Nos Transportes, a alta mais relevante foi a da Gasolina (4,59%), com impacto de 0,23 pontos percentuais na inflação do mês. Outras altas ocorreram em Passagem aérea (6,08%) e Diesel (13,90%), embora com menos impacto, devido aos menores pesos desses subitens no índice geral. Já em Alimentação e bebidas, os subitens Leite longa vida (11,74%) e Tomate (20,31%) tiveram as elevações de preços mais importantes, com impactos de 0,07 e 0,05 pontos percentuais sobre o IPCA do mês. Juntos, esses cinco subitens foram responsáveis por 0,43 pontos percentuais do IPCA de março (0,88%).
O gerente do IPCA, Fernando Gonçalves, observa que “em alguns subitens, especialmente nos combustíveis, já se sente o efeito das incertezas no cenário internacional”.
No ano, o IPCA acumula alta de 1,92% e, nos últimos 12 meses, de 4,14%, acima dos 3,81% observados nos 12 meses imediatamente anteriores. Em março do ano passado, o IPCA fora de 0,56%. Em Porto Alegre, o indicador chegou a uma alta de 0,96%, acumulando 1,54% no ano e 4,28% nos últimos 12 meses.
ALTA DE PREÇOS
Os nove grupos de produtos e serviços do IPCA tiveram altas de preços em março. O líder foi Transportes, com alta de 1,64% e 0,34 ponto percentual de impacto, seguido por Alimentação e bebidas (1,56%, com impacto de 0,33 ponto percentual no índice do mês). Juntos, os dois grupos respondem por 76% do IPCA de março. As altas dos demais grupos oscilaram entre 0,02%, em Educação e 0,65%, em Despesas pessoais.

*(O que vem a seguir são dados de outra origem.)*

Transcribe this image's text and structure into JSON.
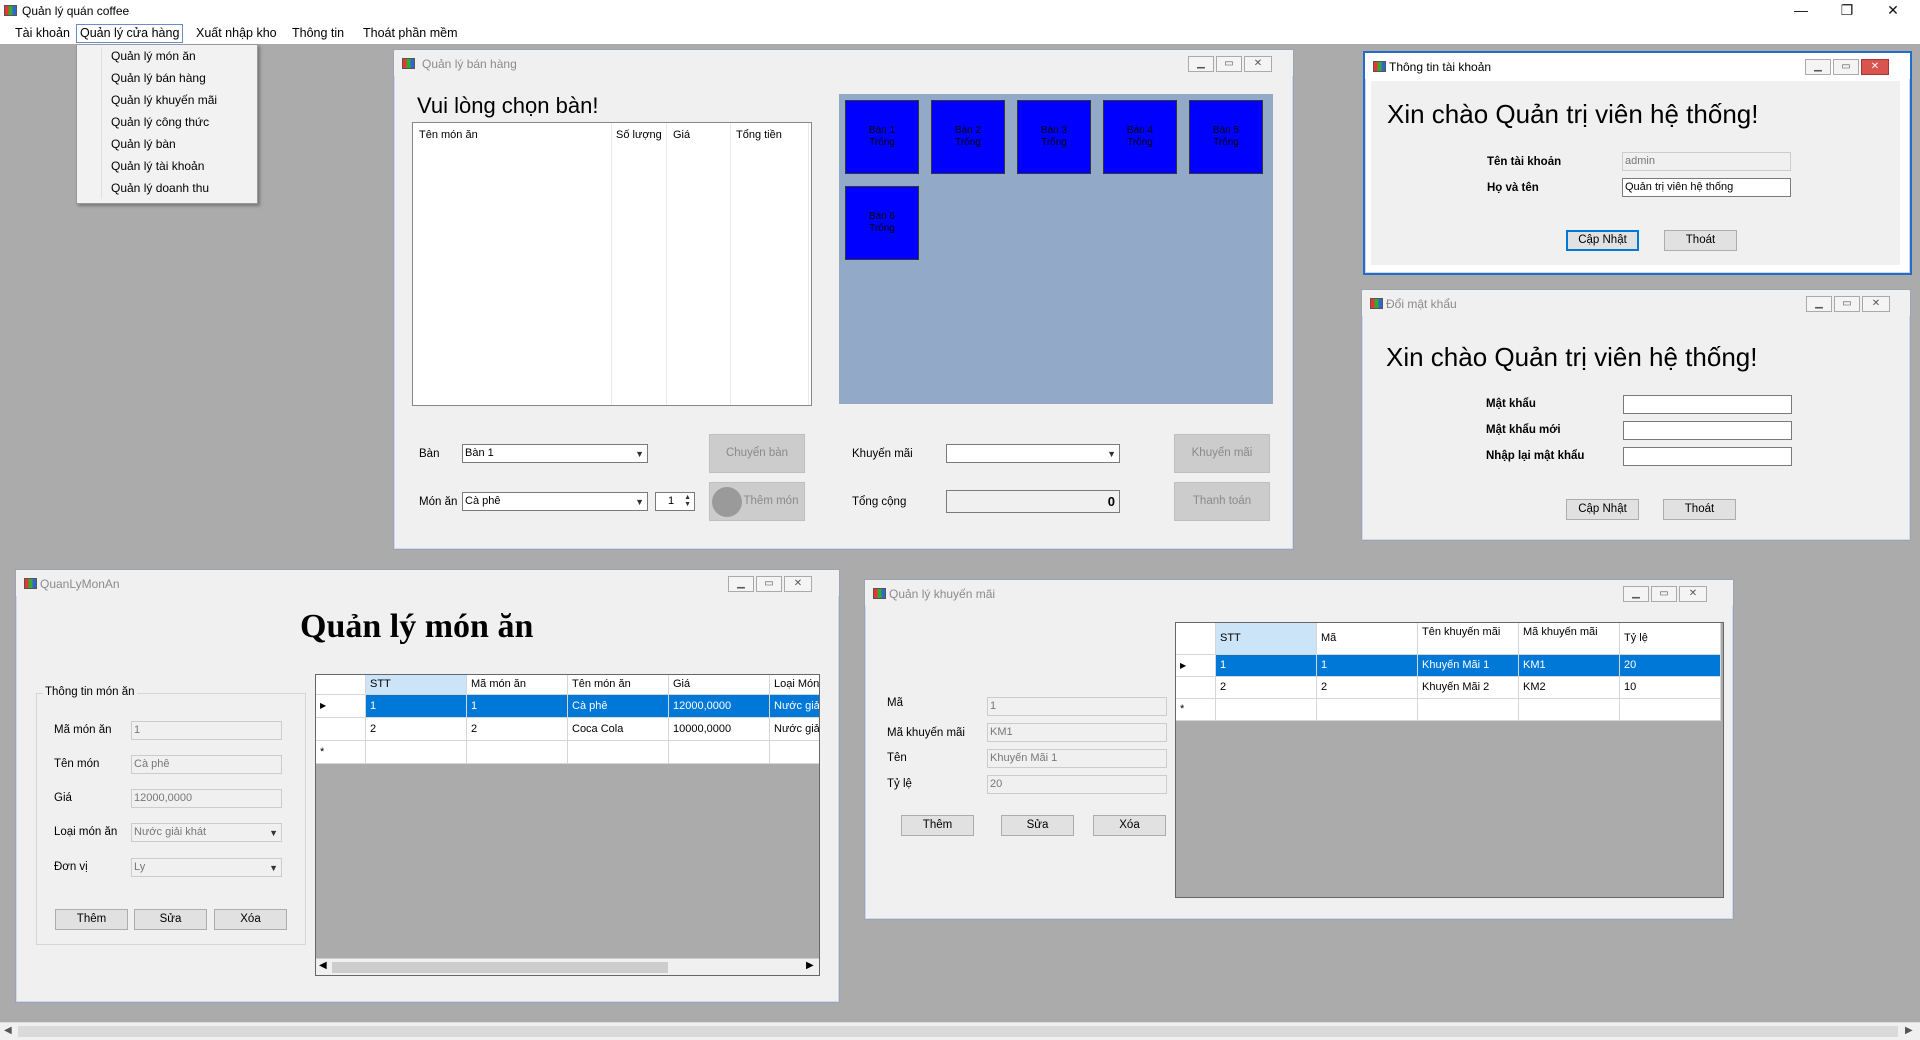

Para Fernando Gonçalves, “no grupo alimentação, em especial na alimentação em casa, a aceleração no nível de preços foi mais evidente, com a alta de 1,94%, a maior desde abril de 2022 (2,59%), combinando efeitos de redução de oferta de alguns produtos com altas do frete, em decorrência dos combustíveis mais caros”
Entre as 16 localidades onde o IBGE coleta preços para o cálculo do IPCA, a maior variação ocorreu em Salvador (1,47%), influenciada pela alta da gasolina (17,37%) e das carnes (3,56%). A menor variação ocorreu em Rio Branco (0,37%), por conta do recuo da energia elétrica residencial (-3,28%) e das frutas (-3,72%).
Tanto em São Paulo quanto no Rio de Janeiro, respectivamente as regiões metropolitanas com o maior e o terceiro maior peso no IPCA, o índice de março foi de 0,78%, ficando abaixo da média do país (0,88%). Já em Belo Horizonte, a região metropolitana com o segundo maior peso, o IPCA de março subiu para 0,93%.